Сынмин умный. Он осознавал, что есть кроме дружбы ещё и любовь. Парень он начитанный, поэтому легко мог подставить свои симптомы под определённый диагноз. Влюбился. Позорно вляпался в приятную неприятность, из которой выбраться тяжело. Ким Сынмин не зря славился своей сообразительностью. Он прекрасно понимал, что Хван непостоянный, неуловимый и своевольный — делает, что хочет, а что не хочет — хрен он даже подумает взяться за это. И если понравился ему кто-то, пусть даже и такой, как Ёнбок, он своего не упустит. Но если он решил что-то бросить, то назад он не повернётся. Не передумает. Никогда. К Сынмину он больше ни за что не придёт.

На экране забурчал усатый ведущий вечерней программы новостей. Синоптики взяли своё слово повосклицать об аномалиях погоды, предвещая ещё более сильные заморозки, а Ким Сынмин потихоньку встал и взял себя в руки. Лежать и киснуть — дело, конечно, лёгкое, но утомительное. Он лучше займёт себя очередными книжками, где не найдёт способ разлюбить, а просто отыщет сюжеты, чтобы отвлечься на какой-то короткий миг.

Лезвие тоже помогало отодвинуть лишнее в сторону. Но Хван не лишний. Сколько себя ни режь, Хёнджина не вырезать.

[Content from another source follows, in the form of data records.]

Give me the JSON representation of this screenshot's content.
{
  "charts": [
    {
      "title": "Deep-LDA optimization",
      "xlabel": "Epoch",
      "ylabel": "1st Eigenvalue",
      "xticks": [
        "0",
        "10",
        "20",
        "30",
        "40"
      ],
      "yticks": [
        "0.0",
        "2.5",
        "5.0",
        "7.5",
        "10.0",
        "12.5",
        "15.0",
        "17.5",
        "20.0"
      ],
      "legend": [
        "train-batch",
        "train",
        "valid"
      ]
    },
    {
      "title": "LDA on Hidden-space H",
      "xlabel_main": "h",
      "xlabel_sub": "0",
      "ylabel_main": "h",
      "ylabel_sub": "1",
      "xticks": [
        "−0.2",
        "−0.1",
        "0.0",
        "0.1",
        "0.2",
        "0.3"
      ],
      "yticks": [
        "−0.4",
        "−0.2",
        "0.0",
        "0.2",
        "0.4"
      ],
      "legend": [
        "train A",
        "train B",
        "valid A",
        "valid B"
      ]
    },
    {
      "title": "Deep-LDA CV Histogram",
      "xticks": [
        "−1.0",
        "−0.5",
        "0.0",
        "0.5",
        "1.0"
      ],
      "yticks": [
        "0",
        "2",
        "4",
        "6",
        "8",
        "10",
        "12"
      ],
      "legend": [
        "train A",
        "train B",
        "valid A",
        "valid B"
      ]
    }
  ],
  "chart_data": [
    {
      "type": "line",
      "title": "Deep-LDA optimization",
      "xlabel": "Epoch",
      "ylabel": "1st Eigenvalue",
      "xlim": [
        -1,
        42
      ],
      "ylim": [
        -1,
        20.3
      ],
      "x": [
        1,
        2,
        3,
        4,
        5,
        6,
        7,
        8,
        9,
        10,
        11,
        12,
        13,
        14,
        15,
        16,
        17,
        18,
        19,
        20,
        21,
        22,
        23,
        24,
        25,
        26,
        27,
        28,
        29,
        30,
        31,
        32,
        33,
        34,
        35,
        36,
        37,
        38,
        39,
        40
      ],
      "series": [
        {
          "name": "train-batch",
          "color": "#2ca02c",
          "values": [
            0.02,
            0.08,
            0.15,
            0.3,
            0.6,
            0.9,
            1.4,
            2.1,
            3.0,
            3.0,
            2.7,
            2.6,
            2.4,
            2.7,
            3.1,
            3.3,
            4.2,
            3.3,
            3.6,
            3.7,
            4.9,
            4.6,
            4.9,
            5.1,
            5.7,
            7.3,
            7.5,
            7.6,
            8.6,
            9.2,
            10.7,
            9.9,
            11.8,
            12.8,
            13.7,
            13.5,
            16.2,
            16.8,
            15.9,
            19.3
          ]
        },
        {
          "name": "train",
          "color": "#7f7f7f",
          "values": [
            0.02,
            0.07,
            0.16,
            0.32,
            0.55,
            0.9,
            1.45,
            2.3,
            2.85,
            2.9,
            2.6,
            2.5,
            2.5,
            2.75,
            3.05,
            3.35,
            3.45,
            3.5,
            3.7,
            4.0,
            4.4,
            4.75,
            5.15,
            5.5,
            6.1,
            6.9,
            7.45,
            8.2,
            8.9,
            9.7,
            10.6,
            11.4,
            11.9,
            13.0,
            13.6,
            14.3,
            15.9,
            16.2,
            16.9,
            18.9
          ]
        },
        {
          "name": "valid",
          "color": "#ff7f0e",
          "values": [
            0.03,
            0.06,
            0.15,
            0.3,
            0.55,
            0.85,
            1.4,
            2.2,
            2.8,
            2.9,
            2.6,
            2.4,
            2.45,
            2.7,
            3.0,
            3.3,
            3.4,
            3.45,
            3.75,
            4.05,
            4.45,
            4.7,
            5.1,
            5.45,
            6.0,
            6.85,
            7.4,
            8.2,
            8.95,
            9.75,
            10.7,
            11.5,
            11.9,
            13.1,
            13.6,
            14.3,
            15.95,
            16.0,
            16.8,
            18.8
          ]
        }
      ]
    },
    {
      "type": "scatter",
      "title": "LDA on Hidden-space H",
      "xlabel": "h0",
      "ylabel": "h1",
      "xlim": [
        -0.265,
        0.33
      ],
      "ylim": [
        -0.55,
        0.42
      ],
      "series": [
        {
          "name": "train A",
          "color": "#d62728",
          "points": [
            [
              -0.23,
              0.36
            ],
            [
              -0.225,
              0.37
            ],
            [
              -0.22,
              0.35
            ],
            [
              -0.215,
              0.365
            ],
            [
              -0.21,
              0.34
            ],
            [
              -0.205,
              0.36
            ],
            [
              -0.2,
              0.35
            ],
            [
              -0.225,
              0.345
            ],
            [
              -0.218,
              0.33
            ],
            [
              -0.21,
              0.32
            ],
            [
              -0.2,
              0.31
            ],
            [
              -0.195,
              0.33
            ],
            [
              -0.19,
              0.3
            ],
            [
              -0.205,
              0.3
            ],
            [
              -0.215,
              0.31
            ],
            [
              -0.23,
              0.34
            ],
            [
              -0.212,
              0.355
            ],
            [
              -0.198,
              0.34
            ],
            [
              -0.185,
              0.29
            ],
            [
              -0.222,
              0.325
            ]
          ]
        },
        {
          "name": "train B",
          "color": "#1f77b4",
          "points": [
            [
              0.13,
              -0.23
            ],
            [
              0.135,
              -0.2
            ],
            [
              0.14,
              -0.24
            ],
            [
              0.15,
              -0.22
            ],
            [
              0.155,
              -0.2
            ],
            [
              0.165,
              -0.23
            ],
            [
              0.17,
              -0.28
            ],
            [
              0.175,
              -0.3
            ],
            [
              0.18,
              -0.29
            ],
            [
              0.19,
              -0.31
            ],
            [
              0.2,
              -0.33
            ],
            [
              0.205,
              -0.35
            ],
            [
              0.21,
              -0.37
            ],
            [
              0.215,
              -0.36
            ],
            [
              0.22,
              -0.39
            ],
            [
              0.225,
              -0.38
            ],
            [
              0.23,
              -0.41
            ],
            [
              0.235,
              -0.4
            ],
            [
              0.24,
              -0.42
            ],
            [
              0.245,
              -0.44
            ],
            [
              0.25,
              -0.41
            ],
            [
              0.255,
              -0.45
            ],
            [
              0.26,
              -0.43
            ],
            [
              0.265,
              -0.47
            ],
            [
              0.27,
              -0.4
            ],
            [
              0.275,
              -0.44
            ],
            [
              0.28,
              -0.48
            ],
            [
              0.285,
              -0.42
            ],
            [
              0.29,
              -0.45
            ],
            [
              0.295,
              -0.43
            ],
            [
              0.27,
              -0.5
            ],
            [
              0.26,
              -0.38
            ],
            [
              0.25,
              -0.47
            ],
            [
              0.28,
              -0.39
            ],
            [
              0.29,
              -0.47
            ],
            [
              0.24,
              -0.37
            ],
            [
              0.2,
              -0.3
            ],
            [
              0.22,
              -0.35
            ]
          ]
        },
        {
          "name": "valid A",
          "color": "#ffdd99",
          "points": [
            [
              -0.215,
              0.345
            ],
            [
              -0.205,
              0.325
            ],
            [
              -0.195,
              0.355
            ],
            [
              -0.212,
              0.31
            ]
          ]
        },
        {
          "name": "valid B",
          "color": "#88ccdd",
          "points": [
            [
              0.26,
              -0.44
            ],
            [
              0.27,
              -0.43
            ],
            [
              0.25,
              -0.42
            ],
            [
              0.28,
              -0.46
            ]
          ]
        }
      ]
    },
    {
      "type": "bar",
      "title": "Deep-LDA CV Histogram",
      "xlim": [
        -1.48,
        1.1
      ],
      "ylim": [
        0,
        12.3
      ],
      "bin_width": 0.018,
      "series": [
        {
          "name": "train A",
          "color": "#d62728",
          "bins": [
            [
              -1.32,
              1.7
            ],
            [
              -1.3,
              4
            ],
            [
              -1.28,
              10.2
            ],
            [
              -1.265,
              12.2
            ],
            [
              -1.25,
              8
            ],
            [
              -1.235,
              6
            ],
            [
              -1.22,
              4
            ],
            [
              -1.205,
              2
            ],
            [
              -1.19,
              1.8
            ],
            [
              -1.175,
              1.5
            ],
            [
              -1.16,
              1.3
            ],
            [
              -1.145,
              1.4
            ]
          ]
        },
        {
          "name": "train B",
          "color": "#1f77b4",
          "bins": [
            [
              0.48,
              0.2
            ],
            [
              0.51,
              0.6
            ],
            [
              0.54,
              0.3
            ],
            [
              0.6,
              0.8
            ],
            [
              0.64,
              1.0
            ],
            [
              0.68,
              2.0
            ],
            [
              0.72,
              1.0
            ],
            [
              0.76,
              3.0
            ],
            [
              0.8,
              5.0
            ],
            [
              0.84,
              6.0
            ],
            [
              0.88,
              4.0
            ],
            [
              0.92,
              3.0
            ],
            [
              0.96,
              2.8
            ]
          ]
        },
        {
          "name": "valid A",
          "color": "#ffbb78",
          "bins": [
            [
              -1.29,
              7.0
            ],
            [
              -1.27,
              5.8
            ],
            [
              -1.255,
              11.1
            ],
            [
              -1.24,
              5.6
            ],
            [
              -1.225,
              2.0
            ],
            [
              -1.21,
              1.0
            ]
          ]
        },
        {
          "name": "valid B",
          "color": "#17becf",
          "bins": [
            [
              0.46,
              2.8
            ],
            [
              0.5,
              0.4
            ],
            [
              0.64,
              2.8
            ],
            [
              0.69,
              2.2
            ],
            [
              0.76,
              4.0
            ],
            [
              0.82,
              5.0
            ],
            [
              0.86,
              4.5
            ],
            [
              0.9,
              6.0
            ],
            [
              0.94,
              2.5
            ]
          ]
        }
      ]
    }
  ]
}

Подкрадываясь по пустому коридору к своей комнате, парень смело открывает дверь, настраивая себя на очередной глупый сеанс «самопожертвования». Как бы он ни сомневался, попробовать стоит. Может, если засунуть остриё лезвия поглубже, тогда сработает? Или на этот раз порезать не стопу, а более нежное и уязвимое место?

Родные квадраты встречают подростка тишиной. Минхо хоть и вернулся по неведомым причинам, но зависать в комнате в привычку не взял. Ему с Джисоном интересно, с Чаном и Бином. Даже с Хёнджином он сталкивается чаще, чем со своим соседом. Сынмина это не парило. Раньше один и всегда один.

Лампочка не загорается, дверь с писком закрывается, дыхание учащается. Ким видит на подушке, которую привычно расправлял до самого совершенства, ком из чего-то и записку сверху. За пару шагов, довольно резких и быстрых, он приближается к неизвестному. А там сложенный кое-как свитер — тот самый колючий, белый, тёплый. Парень хватает обрывок тетрадного листа, обводит каждую букву взглядом, встав против света, и следом пальцами растирает свежие чернила. Выдыхает. Оказывается, не зря он сегодня выбрался в общую комнату, и очень не зря ляпнул о том, что скучает.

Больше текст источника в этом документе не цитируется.